A história de Peter Pan, que Dona Benta contara aos meninos certo dia, tinha-os deixado de cabeça virada. Narizinho só pensava em Wendy; Pedrinho só pensava em Peter Pan, “o menino que nunca quis crescer”. Pedrinho também não queria crescer, mas estava crescendo. Cada vez que apareciam visitas era certo lhe dizerem, como se fosse um grande cumprimento: “Como está crescido!” e isso o mortificava (LOBATO, 1931, p.131, grifos nossos).

3- Um olhar feminino: Ana Maria Machado


Ana Maria Machado teve a infância marcada pelo efetivo contato com os títulos de Monteiro Lobato – fato, inclusive, decisivo na consolidação de sua carreira. Assim, consagrando-se com um estilo incomum e na condição de seguidora da proposta lobatiana, chegou a ser indicada ao júri que integra o International Board on Books Yang People (IBBY), recebendo, em 2000, o prêmio H. C. Andersen pelo conjunto de sua obra.

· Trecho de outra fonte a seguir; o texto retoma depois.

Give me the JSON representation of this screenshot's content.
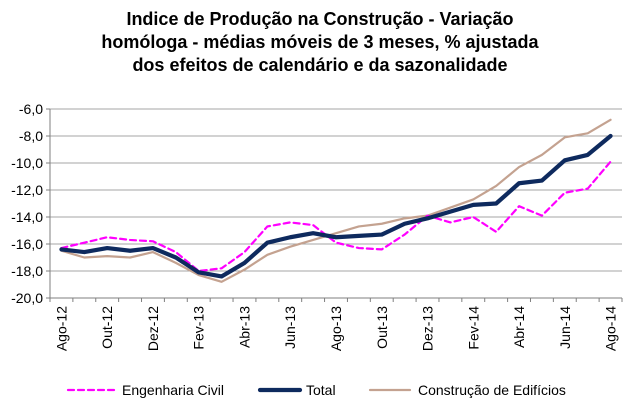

Revisitando sua obra, Lajolo (1995) apregoa que em vários pontos a trajetória da autora em questão se cruza com a percorrida por Lobato nos anos 20, 30 e 40. Entre os pontos que merecem destaque, a pesquisadora observa a “modernização do texto, a coloquialização da linguagem, o arejamento das mensagens, a concepção de criança leitora como inteligente e inventiva, além de uma atitude radicalmente crítica da realidade brasileira” (p.73).

Tendo em vista essas relações, é prudente ainda salientar que a própria autora assume abertamente seu vínculo com Lobato. É o que explicita tanto nos depoimentos contidos na publicação Ana e Ruth: 25 anos de literatura, quanto na seqüência de artigos enfeixados no livro Contracorrente: conversas sobre leitura e política. Aqui, Machado, examinando o percurso histórico da literatura infanto-juvenil brasileira, sublinha a contribuição de Monteiro Lobato no processo de construção, consolidação e legitimação da literatura para crianças e jovens como gênero.